A Computationally Efficient Deep Learning Approach to Approximate the 3D-Elastic Wave Equation

Accurate numerical simulation of seismic wave propagation is fundamental to applications such as full waveform inversion (FWI), earthquake analysis, and non-destructive testing. These simulations often require fine spatial and temporal discretizations to avoid numerical dispersion, particularly in near-surface environments where low velocities and high frequencies demand dense grids. As a result, the computational cost of wave modelling remains a significant challenge. Recent advances in machine learning offer promising alternatives, particularly through neural networks that can approximate the forward operator of the wave equation. In this study, we present a neural operator designed to efficiently approximate 3-D elastic wave propagation in near-surface settings, with a focus on S-wave-dominated surface wavefields. Our approach leverages the discrete cosine transform (DCT) to reduce the dimensionality of the input velocity models, improving training efficiency and generalization.
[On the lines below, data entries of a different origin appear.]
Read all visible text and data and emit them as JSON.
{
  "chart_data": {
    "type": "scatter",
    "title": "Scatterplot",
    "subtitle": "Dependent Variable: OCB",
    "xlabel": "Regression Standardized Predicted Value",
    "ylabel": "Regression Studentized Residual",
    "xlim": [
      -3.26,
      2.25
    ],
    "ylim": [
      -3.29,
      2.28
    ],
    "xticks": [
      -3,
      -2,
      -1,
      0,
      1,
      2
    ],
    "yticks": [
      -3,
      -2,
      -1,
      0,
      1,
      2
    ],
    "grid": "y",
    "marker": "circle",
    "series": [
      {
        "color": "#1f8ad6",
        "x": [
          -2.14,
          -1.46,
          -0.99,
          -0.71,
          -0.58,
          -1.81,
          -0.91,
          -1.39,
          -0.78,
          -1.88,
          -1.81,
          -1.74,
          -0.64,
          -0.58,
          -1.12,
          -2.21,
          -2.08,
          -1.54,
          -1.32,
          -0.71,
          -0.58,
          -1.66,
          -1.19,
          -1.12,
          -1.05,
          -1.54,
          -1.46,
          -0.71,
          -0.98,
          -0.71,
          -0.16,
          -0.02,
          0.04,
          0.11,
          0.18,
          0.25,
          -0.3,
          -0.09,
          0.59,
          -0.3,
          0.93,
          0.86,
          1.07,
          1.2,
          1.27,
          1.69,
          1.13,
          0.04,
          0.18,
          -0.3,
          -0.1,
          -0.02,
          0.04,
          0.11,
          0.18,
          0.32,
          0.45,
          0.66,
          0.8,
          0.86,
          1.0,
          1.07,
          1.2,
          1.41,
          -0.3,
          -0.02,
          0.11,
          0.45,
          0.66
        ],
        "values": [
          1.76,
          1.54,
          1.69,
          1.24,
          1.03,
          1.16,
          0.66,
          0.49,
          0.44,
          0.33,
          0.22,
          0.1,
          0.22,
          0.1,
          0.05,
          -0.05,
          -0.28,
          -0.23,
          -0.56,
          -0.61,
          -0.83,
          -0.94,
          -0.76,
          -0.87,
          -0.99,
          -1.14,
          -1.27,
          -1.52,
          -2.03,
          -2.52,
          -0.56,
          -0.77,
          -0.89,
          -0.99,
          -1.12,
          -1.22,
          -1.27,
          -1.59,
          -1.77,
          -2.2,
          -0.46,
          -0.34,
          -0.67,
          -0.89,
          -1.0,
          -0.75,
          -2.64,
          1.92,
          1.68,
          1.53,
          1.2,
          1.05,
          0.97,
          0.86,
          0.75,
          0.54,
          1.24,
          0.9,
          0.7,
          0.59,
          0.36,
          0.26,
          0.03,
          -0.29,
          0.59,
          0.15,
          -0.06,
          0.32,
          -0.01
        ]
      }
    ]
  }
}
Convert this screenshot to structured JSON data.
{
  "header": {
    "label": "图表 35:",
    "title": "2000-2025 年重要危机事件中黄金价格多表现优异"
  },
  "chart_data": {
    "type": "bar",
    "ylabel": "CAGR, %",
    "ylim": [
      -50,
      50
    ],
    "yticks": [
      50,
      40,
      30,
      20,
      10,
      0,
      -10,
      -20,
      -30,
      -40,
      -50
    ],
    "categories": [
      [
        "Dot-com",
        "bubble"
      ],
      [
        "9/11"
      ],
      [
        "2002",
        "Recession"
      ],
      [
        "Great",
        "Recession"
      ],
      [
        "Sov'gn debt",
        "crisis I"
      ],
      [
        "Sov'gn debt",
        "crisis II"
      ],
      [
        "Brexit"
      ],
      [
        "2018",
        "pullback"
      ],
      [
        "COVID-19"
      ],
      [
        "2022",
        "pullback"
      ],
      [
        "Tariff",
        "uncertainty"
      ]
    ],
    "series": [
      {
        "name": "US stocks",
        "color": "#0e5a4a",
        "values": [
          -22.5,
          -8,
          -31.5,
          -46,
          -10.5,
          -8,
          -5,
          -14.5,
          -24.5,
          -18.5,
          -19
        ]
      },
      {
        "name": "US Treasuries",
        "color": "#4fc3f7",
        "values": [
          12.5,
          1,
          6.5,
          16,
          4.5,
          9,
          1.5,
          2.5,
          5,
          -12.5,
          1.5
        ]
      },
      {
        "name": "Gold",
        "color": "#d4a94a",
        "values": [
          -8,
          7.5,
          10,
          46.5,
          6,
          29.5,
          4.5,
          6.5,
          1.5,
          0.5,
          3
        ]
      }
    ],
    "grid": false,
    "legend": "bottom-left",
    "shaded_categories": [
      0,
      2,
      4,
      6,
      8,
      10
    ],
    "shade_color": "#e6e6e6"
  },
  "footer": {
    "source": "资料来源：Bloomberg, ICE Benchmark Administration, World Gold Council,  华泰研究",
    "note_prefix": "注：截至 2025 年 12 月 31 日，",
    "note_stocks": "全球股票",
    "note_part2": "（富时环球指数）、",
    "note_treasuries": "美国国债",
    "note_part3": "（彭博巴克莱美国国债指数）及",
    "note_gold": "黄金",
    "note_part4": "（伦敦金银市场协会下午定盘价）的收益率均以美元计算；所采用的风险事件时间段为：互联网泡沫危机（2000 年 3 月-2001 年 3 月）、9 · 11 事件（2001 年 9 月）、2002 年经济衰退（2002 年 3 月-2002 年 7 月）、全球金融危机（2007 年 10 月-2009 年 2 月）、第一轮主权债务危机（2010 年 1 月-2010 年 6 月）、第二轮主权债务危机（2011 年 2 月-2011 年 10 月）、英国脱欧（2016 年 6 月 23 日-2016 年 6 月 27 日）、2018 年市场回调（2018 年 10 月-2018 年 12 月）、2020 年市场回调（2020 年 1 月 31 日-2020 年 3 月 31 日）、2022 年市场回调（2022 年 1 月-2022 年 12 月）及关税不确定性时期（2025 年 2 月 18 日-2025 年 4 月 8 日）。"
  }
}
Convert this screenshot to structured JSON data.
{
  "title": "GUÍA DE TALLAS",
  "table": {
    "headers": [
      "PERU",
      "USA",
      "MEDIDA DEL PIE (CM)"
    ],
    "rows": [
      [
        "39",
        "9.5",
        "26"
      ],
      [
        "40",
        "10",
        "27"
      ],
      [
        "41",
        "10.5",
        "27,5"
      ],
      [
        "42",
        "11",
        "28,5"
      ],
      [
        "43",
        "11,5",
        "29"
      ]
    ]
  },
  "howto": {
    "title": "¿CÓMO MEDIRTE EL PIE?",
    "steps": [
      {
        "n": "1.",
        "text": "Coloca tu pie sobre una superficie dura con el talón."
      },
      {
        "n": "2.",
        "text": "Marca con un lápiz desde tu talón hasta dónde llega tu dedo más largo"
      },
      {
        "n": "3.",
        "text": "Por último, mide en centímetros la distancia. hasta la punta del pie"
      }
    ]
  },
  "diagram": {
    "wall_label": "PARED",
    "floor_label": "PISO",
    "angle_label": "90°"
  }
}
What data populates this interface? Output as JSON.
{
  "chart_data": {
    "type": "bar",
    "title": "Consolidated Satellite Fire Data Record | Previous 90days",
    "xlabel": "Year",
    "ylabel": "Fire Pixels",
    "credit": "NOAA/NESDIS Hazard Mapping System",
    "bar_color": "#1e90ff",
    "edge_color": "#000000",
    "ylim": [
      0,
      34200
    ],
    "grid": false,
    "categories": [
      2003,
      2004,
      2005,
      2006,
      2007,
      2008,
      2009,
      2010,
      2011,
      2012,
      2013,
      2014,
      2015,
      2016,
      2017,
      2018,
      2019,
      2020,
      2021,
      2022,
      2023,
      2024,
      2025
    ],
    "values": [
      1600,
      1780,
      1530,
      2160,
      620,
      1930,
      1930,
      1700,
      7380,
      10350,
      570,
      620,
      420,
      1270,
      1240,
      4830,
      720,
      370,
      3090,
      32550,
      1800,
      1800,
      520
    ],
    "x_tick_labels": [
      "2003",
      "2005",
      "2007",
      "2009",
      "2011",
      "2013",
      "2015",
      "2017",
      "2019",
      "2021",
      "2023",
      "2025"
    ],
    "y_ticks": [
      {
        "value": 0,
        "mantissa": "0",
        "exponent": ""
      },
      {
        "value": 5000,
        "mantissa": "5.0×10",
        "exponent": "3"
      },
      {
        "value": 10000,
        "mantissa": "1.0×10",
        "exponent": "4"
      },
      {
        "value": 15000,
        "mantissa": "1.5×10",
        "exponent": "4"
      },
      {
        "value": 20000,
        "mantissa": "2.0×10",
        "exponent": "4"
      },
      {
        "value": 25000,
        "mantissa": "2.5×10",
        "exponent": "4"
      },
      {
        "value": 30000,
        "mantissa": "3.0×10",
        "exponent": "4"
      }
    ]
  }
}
Wavefields are represented in the Fourier domain, substantially reducing dataset size and memory requirements. Preliminary results show that the proposed neural operator achieves low prediction errors and strong generalization from limited training data. This approach offers a scalable and computationally efficient alternative to traditional numerical solvers, with potential applications in real-time modelling, inversion, and large-scale geophysical problems.